When something goes bump in the night, Del bumps back. |
Angels should be a human’s
worst nightmare. Del didn’t think there was anything worse than angels, or
their fallen kin, demons. She and her partner Marrin helped to keep the world
safe from the horrors of escaped demons for generations. But when Del’s
daughter is kidnapped by a shadowy group, Del will find that the world is even
more dangerous than she suspected.
There are worse things than
angels and demons.
Excerpt
The doors slid back exactly as they were supposed to,
and Del pointed both her SIGs through the opening. She knew it was wrong. Two
hands on one gun with a straight-thumbs hold was the correct way to give proper
support to aim and shoot quickly and consistently. Hollywood liked to show
action heroes shooting from the hip, or blasting away without aiming and taking
down a room full of bad guys, whose best response was to fire impotently at the
ceiling or comically into other bad guys. It was all so much useless eye candy.
A gun in each hand gave support to neither and made it impossible to sight.
She’d need independent use of each of her eyes, like a chameleon, to train the
guns on different targets at the same time.
Del knew it was wrong, but it looked damned impressive
from the receiving end.
“Hold your fire!” a voice commanded from outside the
elevator. “Hold your fire!”
You think you've had a hard day? |
Del wasn’t certain if the order was for her, the two
ranks of Ljosalfar soldiers in their body armor who surrounded the elevator, or
both. Either way, holes weren’t being punched into her favorite skin and that was
a good thing. She might still die, riddled with bullets and spitting blood, but
not yet. Not yet.
She unwrapped and wrapped her fingers on her SIGs, and
smiled.
“Hello boys,” Del said. “Who wants some?”
“Hold your fire!” Alfred Waru said again.

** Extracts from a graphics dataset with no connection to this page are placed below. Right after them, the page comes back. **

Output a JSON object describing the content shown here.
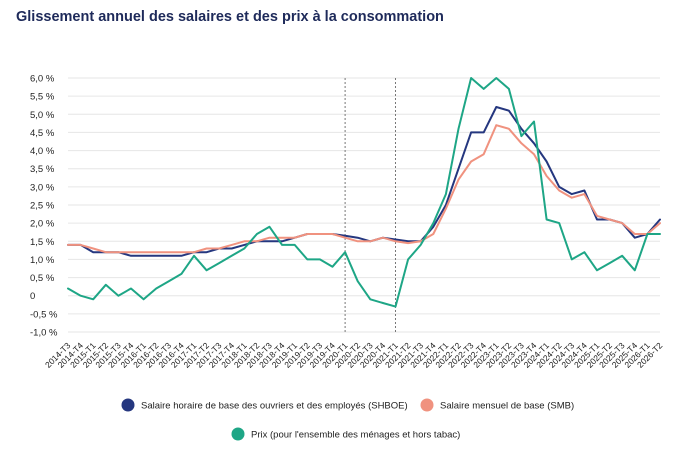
{
  "chart_data": {
    "type": "line",
    "title": "Glissement annuel des salaires et des prix à la consommation",
    "x": [
      "2014-T3",
      "2014-T4",
      "2015-T1",
      "2015-T2",
      "2015-T3",
      "2015-T4",
      "2016-T1",
      "2016-T2",
      "2016-T3",
      "2016-T4",
      "2017-T1",
      "2017-T2",
      "2017-T3",
      "2017-T4",
      "2018-T1",
      "2018-T2",
      "2018-T3",
      "2018-T4",
      "2019-T1",
      "2019-T2",
      "2019-T3",
      "2019-T4",
      "2020-T1",
      "2020-T2",
      "2020-T3",
      "2020-T4",
      "2021-T1",
      "2021-T2",
      "2021-T3",
      "2021-T4",
      "2022-T1",
      "2022-T2",
      "2022-T3",
      "2022-T4",
      "2023-T1",
      "2023-T2",
      "2023-T3",
      "2023-T4",
      "2024-T1",
      "2024-T2",
      "2024-T3",
      "2024-T4",
      "2025-T1",
      "2025-T2",
      "2025-T3",
      "2025-T4",
      "2026-T1",
      "2026-T2"
    ],
    "y_ticks": [
      "6,0 %",
      "5,5 %",
      "5,0 %",
      "4,5 %",
      "4,0 %",
      "3,5 %",
      "3,0 %",
      "2,5 %",
      "2,0 %",
      "1,5 %",
      "1,0 %",
      "0,5 %",
      "0",
      "-0,5 %",
      "-1,0 %"
    ],
    "ylim": [
      -1.0,
      6.0
    ],
    "grid": true,
    "vertical_markers": [
      "2020-T1",
      "2021-T1"
    ],
    "legend_position": "bottom",
    "series": [
      {
        "name": "Salaire horaire de base des ouvriers et des employés (SHBOE)",
        "color": "#25377f",
        "values": [
          1.4,
          1.4,
          1.2,
          1.2,
          1.2,
          1.1,
          1.1,
          1.1,
          1.1,
          1.1,
          1.2,
          1.2,
          1.3,
          1.3,
          1.4,
          1.5,
          1.5,
          1.5,
          1.6,
          1.7,
          1.7,
          1.7,
          1.65,
          1.6,
          1.5,
          1.6,
          1.55,
          1.5,
          1.5,
          1.9,
          2.5,
          3.5,
          4.5,
          4.5,
          5.2,
          5.1,
          4.6,
          4.2,
          3.7,
          3.0,
          2.8,
          2.9,
          2.1,
          2.1,
          2.0,
          1.6,
          1.7,
          2.1
        ]
      },
      {
        "name": "Salaire mensuel de base (SMB)",
        "color": "#f0927f",
        "values": [
          1.4,
          1.4,
          1.3,
          1.2,
          1.2,
          1.2,
          1.2,
          1.2,
          1.2,
          1.2,
          1.2,
          1.3,
          1.3,
          1.4,
          1.5,
          1.5,
          1.6,
          1.6,
          1.6,
          1.7,
          1.7,
          1.7,
          1.6,
          1.5,
          1.5,
          1.6,
          1.5,
          1.45,
          1.5,
          1.7,
          2.4,
          3.2,
          3.7,
          3.9,
          4.7,
          4.6,
          4.2,
          3.9,
          3.3,
          2.9,
          2.7,
          2.8,
          2.2,
          2.1,
          2.0,
          1.7,
          1.7,
          2.0
        ]
      },
      {
        "name": "Prix (pour l'ensemble des ménages et hors tabac)",
        "color": "#1ea686",
        "values": [
          0.2,
          0.0,
          -0.1,
          0.3,
          0.0,
          0.2,
          -0.1,
          0.2,
          0.4,
          0.6,
          1.1,
          0.7,
          0.9,
          1.1,
          1.3,
          1.7,
          1.9,
          1.4,
          1.4,
          1.0,
          1.0,
          0.8,
          1.2,
          0.4,
          -0.1,
          -0.2,
          -0.3,
          1.0,
          1.4,
          2.0,
          2.8,
          4.6,
          6.0,
          5.7,
          6.0,
          5.7,
          4.4,
          4.8,
          2.1,
          2.0,
          1.0,
          1.2,
          0.7,
          0.9,
          1.1,
          0.7,
          1.7,
          1.7
        ]
      }
    ]
  }
}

“Alfred, you cunning bastard,” Del purred. “Come on in
and give me a hug. I’ve solved almost all your problems. There’s only one
left.”
“I’d rather you put down your weapons,” Alfred
replied. Del homed in on his voice from behind the second rank of soldiers, but
couldn’t make him out through all the helmets. “We’ve locked the elevator. The
doors won’t close, and the car won’t move. Let’s talk about this.”
“Talk about what?” Del said and laughed. “How you lied
to your people? How you betrayed and
murdered your own? How you’ve doomed
them through your schemes and plots?”